We have a batch job that needs to update millions of rows (not all rows) of a table with a particular value.
We have the following implementation :
We process say e.g. 10K records at a time and fire the Update query with hardcoded values in the IN clause like so :
@Query("UPDATE Order or SET or.status= 'PROCESSED' WHERE or.orderId IN (:orderIds)")
@Modifying
void updateProcessedOrders(@Param("orderIds") List<String> orderIds);
The first limitation is that the Update with IN clause can update only 1000 records at a time. Hence we have to split the list of Ids in a batch of 1000s and then create an Update query for each of them.

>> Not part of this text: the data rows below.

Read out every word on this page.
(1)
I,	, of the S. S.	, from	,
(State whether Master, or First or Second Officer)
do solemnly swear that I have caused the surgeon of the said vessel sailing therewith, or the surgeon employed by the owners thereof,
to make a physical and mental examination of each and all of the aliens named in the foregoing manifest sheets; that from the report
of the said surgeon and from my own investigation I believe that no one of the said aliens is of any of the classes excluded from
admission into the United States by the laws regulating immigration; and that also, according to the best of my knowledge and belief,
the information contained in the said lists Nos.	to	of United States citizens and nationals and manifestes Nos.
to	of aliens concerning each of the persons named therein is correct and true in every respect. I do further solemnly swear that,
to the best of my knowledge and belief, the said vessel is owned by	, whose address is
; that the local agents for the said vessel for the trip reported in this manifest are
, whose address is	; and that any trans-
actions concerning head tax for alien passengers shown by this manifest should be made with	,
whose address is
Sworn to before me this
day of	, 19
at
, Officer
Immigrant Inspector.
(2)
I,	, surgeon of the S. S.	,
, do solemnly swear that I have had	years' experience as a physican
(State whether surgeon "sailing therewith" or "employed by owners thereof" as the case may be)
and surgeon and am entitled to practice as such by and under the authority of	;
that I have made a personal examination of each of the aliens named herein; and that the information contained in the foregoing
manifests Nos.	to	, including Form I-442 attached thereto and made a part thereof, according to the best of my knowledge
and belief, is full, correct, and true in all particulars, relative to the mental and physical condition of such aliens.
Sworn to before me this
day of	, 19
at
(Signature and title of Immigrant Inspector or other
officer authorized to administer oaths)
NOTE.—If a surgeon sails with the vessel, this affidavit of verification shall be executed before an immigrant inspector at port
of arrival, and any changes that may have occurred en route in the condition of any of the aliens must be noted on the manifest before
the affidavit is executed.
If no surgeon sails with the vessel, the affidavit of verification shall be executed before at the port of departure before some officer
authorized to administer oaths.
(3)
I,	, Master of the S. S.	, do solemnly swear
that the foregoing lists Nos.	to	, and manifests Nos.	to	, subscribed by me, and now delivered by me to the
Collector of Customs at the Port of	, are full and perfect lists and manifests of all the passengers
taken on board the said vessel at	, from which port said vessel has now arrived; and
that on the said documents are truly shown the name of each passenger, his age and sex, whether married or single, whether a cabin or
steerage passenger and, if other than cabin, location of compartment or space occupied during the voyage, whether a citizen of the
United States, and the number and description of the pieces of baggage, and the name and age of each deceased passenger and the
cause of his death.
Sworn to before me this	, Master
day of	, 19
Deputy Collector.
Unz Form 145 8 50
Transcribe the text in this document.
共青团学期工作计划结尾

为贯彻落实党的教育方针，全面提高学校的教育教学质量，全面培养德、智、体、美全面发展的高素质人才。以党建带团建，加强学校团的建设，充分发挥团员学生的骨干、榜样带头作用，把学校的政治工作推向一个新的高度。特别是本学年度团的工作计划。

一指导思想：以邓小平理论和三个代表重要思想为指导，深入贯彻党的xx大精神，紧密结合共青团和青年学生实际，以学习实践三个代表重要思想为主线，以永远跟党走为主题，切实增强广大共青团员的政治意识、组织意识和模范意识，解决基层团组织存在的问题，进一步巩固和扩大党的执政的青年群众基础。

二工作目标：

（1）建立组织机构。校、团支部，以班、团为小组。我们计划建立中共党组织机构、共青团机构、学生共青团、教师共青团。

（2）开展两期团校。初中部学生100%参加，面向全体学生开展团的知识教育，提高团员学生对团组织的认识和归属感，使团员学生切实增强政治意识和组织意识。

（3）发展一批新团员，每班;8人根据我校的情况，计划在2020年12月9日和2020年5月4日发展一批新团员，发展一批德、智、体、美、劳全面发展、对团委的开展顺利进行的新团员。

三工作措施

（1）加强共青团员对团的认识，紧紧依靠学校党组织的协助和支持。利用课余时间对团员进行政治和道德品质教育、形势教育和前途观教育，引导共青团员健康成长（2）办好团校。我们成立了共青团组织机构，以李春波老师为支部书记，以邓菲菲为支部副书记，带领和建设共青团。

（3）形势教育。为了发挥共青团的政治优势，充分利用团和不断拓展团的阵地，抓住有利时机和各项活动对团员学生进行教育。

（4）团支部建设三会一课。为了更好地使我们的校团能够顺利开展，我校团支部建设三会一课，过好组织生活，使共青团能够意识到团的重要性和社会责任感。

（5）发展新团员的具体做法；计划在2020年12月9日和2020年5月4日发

So instead of one query for 10k orderIds we have to fire 10 update queries.
The job works in a reasonable amount of time for 10 to 15 million records however for one of the clients the amount of data is to the tune of 200 million. For 200 million the job takes 2 days to complete which is unacceptable.
So my question is : Is there a more efficient way of updating millions of records with the same value?
CodePudding user response:
One option to remove the 1000 elements in IN list restriction is to create another table, e.g.
create table order_ids (orderId number constraint pk_oid primary key);
and insert all ID values you're working with. It means not 1000 by 1000, but as many as needed (millions, possibly) at once.
Then
update order a set a.status = 'PROCESSED'
where exists (select null
from order_ids b
where b.orderId = a.orderId);
(table's primary key means that Oracle will implicitly index that column; if you allow duplicates, then remove primary key and create index on that column).